Their research found that these mutations produce an alternative version of the protein created by the gene GNAS. This protein can be targeted by drugs already approved by the Food and Drug Administration for treating other cancers, and therefore could be a good target in MDS. The researchers are creating a clinical trial to test these drugs, known as MEK inhibitors and named for the proteins they inhibit to stop cancer.
MDS is a rare blood cancer that has no effective treatments and a poor prognosis. The mutations investigated in this study, however, are also found in other cancers, which extends the possible applications of these findings.
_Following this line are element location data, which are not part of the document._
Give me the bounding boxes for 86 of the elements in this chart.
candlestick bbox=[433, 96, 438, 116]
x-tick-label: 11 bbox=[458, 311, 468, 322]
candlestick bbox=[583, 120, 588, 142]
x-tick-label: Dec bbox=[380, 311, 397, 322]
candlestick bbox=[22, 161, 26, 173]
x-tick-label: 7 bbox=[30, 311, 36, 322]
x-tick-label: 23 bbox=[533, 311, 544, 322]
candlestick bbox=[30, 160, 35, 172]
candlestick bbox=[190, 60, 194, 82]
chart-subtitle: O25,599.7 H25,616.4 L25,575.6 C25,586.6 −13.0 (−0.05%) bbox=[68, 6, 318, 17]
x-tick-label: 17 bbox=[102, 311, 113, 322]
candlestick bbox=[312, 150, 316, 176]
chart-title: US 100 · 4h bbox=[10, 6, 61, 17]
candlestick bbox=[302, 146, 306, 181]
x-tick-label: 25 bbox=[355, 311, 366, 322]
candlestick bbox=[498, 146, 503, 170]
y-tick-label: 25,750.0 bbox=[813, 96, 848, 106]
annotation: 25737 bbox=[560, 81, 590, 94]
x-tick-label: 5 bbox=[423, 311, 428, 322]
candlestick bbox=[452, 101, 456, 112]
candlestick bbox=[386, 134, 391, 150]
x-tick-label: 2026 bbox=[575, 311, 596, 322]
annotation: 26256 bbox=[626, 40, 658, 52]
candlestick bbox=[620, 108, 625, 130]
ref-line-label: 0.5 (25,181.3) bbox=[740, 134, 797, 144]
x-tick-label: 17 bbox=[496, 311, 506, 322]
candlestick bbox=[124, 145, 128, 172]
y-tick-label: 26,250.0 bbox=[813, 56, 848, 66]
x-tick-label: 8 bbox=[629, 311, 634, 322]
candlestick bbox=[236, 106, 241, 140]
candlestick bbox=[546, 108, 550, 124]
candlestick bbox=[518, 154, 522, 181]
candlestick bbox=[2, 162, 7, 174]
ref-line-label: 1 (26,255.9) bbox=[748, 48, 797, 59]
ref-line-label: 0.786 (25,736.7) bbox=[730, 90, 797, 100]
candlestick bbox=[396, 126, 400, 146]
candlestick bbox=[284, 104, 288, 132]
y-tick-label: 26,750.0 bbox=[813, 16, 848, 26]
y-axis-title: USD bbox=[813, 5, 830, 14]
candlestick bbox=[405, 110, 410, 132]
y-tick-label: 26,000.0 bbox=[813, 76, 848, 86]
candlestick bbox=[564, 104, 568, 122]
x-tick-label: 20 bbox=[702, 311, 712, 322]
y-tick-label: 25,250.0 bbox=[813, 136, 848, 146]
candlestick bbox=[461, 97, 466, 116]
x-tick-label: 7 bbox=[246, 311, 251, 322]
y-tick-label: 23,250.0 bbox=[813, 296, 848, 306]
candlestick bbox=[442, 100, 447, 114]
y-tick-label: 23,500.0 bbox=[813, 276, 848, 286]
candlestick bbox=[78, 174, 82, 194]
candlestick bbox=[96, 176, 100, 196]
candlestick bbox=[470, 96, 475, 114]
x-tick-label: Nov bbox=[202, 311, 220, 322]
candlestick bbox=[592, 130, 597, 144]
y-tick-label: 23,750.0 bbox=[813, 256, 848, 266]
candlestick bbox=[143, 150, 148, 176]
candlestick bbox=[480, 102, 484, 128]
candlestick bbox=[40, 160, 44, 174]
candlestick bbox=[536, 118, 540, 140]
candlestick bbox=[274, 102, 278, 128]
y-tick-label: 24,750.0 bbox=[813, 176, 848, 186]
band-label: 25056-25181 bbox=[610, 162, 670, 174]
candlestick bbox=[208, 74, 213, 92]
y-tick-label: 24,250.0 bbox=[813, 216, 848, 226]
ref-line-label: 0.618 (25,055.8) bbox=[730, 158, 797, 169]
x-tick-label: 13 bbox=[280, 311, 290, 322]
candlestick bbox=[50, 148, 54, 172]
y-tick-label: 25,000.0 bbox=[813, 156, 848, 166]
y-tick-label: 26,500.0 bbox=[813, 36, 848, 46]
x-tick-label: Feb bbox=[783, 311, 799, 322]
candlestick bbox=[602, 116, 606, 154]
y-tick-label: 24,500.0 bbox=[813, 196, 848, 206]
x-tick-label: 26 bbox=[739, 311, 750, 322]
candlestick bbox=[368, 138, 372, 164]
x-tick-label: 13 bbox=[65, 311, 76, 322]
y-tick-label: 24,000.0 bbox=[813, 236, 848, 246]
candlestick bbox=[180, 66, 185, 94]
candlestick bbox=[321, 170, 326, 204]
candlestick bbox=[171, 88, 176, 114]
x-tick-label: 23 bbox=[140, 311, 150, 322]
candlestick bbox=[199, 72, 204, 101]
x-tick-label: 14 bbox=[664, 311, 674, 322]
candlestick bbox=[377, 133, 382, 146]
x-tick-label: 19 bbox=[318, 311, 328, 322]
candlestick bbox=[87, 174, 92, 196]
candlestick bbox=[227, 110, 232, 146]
“This is the first study to discover that the altered protein created by GNAS is increased in cells with these mutations in MDS, and this results in the activation of processes that would render the cancer cells vulnerable to the MEK inhibitors,” said co-senior author Eirini Papapetrou, MD, PhD, Associate Professor of Oncological Sciences at The Tisch Cancer Institute. “The discovery that we can try to use MEK inhibitors in this cancer is also a first, and our findings also support future drug development to target GNAS, identified in this study.”
Papapetrou led the study with Gene Yeo, PhD, professor at UC San Diego School of Medicine. The researchers generated models of the mutations using stem cells, in order to study them in a physiological genetic context. They then turned the engineered cells into hematopoietic progenitor cells—which are the relevant cell type in blood cancers—and performed splicing and RNA binding analyses.
“This work integrates isogenic models of disease with cutting-edge RNA-omics to converge onto a new target for MDS,” Yeo said.
These analyses allowed the team to identify high-confidence targets and to identify the driver of the disease. The team showed that MDS cells from the model as well as cells from MDS patients with these mutations were sensitive to treatment with MEK inhibitors.